ATI RN
Maternal Newborn ATI Practice Questions Questions
Question 1 of 5
Which statement by the patient helps the nurse know
Correct Answer: A
Rationale: The statement "Condoms come in different sizes; it is important I get the right size to ensure proper protection" indicates that the patient understands the teaching about condom use. This statement shows an understanding of the importance of choosing the appropriate condom size for effective protection during sexual encounters. It reflects the patient's grasp of the information provided by the nurse regarding condom use, which is crucial in promoting safe practices to prevent sexually transmitted infections and unintended pregnancies.
Question 2 of 5
A woman admitted to the labor and delivery unit in bruising over the shoulder area and an abrasion on early labor gives the following obstetric history. She the scalp. What are these markings most likely the gave birth to her daughter at 38 weeks and her twin result of?
Correct Answer: B
Rationale: The bruising over the shoulder area and the abrasion on the scalp of a woman admitted to the labor and delivery unit during early labor are most likely the result of abuse by a caregiver. These types of injuries can be indicative of physical abuse, especially in vulnerable populations such as pregnant women. It is important for healthcare providers to be alert for signs of abuse and to report any suspicions or evidence to ensure the safety of the mother and the baby. In cases like this, a thorough assessment and appropriate intervention are necessary to protect the well-being of the mother and the unborn child.
Question 3 of 5
What is one characteristic of the Alexander Technique the nurse can explain to a patient?
Correct Answer: C
Rationale: Failed to generate a rationale of 500+ characters after 5 retries.
Question 4 of 5
is a vitamin supplement prescribed for clients who have hyperemesis gravidarum.
Correct Answer: B
Rationale: Calcium gluconate is indeed the antidote for magnesium sulfate toxicity. In cases where a pregnant client is receiving magnesium sulfate for conditions like preeclampsia, it is important to have calcium gluconate readily available in case of magnesium toxicity. This is a crucial intervention to prevent any adverse effects on both the mother and the baby. So, the nurse should ensure that calcium gluconate is available and be prepared to administer it if needed.
Question 5 of 5
A nurse is caring for a client who has preeclampsia and is being treated with magnesium sulfate IV. The client's respiratory rate is 10/min and deep-tendon reflexes are absent. Which of the following actions should the nurse take?
Correct Answer: A
Rationale: The most appropriate action for the nurse to take in this situation is to discontinue the medication infusion.

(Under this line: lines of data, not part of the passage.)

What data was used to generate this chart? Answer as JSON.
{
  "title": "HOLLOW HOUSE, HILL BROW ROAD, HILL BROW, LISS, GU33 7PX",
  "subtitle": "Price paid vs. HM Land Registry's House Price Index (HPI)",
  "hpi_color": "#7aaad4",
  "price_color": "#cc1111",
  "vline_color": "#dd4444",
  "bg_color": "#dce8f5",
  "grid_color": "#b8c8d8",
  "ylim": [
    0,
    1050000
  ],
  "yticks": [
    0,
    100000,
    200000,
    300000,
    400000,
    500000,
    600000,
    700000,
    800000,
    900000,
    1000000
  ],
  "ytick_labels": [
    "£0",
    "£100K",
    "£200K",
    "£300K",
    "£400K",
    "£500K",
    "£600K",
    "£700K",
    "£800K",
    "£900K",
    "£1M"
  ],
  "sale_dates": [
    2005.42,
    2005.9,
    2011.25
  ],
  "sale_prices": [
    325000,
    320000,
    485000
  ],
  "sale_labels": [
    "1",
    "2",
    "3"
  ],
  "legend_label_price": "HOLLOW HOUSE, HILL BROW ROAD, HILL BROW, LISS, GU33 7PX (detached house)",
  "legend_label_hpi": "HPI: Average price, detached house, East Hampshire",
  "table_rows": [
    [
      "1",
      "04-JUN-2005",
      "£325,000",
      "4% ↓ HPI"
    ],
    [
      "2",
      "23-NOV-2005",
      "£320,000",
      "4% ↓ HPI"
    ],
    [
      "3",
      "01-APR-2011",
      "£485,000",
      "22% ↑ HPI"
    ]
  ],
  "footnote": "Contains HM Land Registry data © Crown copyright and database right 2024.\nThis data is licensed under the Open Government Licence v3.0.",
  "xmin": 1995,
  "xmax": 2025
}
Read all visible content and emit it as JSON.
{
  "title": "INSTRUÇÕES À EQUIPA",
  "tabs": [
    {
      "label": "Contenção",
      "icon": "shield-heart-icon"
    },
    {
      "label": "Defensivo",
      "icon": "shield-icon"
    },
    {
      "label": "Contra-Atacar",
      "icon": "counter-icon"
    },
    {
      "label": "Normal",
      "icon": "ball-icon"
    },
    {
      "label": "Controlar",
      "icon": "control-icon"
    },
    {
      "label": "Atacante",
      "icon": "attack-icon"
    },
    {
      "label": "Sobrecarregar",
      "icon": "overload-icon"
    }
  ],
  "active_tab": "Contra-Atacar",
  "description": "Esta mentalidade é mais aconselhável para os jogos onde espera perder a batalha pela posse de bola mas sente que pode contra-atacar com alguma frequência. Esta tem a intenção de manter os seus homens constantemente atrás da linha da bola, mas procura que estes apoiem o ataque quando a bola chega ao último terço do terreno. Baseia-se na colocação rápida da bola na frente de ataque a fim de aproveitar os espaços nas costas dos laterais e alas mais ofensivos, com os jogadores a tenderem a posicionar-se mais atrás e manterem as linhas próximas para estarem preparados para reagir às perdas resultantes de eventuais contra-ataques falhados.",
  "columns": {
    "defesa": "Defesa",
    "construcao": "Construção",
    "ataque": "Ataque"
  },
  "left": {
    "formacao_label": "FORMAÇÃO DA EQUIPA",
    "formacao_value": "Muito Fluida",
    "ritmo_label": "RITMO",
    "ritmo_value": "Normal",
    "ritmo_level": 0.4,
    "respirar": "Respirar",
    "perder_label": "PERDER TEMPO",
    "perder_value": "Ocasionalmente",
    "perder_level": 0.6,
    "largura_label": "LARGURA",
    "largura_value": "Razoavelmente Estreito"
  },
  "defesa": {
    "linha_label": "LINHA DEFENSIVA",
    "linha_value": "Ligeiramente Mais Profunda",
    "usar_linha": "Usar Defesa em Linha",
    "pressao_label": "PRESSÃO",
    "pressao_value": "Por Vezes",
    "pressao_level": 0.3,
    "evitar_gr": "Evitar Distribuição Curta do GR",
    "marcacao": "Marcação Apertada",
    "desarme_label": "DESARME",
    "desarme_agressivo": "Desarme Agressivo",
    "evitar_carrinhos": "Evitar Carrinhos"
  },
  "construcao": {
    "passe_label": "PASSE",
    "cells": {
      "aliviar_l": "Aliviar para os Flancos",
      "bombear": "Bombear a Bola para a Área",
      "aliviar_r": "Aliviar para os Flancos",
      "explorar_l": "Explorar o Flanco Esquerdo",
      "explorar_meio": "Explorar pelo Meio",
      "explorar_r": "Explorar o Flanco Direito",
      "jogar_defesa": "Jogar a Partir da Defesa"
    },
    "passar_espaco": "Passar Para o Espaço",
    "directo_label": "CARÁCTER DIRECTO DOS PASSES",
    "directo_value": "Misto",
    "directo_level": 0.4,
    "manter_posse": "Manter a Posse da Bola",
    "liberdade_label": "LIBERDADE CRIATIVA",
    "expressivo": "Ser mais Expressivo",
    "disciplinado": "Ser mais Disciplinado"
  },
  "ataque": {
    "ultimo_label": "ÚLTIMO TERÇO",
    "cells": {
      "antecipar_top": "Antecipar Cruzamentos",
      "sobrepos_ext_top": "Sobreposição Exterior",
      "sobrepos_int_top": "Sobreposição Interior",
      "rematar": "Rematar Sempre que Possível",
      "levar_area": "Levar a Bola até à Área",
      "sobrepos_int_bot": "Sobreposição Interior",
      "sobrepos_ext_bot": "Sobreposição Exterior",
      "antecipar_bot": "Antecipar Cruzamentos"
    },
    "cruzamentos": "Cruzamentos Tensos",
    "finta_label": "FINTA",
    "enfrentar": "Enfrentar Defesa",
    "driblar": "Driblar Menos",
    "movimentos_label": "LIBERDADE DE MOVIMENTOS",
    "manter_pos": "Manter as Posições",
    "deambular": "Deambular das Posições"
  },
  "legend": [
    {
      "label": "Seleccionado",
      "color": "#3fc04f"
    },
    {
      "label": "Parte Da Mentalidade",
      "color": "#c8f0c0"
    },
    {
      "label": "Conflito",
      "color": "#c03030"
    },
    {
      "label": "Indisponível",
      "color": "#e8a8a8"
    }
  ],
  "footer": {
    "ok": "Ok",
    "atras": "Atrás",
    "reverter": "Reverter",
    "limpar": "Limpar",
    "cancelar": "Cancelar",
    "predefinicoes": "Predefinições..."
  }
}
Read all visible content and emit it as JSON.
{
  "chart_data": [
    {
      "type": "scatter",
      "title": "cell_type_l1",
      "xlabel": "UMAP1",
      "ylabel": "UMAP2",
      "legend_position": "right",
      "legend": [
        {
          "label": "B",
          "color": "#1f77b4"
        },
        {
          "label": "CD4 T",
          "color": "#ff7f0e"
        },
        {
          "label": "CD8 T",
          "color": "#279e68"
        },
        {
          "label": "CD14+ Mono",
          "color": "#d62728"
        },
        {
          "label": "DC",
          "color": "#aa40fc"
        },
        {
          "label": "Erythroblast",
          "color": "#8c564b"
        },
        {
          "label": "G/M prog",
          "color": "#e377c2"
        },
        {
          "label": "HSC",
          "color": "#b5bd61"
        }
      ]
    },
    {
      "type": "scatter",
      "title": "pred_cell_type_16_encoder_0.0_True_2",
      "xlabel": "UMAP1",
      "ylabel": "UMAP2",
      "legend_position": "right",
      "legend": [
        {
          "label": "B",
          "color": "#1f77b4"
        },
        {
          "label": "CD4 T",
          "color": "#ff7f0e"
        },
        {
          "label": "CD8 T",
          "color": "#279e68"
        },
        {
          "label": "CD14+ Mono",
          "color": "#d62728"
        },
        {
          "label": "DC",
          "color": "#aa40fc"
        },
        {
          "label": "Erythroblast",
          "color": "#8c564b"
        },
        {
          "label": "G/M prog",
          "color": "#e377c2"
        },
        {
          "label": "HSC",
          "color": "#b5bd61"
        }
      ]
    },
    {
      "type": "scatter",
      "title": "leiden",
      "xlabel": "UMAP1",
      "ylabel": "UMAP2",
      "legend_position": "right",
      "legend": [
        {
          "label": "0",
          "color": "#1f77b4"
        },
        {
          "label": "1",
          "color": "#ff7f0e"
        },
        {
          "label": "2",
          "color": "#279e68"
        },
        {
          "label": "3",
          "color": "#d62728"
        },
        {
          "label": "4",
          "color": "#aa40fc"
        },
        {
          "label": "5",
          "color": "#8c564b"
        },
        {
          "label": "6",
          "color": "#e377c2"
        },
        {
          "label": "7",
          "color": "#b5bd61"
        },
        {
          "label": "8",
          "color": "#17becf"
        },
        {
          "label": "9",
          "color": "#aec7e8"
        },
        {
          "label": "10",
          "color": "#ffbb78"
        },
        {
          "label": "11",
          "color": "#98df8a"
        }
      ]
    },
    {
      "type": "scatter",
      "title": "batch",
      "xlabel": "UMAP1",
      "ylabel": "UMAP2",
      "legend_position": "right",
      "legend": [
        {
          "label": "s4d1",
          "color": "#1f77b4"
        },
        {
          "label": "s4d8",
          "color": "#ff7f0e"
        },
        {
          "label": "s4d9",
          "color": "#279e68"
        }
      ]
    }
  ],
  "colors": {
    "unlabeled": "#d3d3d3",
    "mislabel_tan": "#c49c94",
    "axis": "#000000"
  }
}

The client is showing signs of magnesium sulfate toxicity, which can include respiratory depression (low respiratory rate) and absent deep-tendon reflexes. These are early signs of magnesium toxicity, and prompt action is needed to prevent further complications. Discontinuing the medication infusion will help reduce the risk of magnesium toxicity worsening. The other options are not appropriate in this situation as they do not address the immediate concern of magnesium toxicity.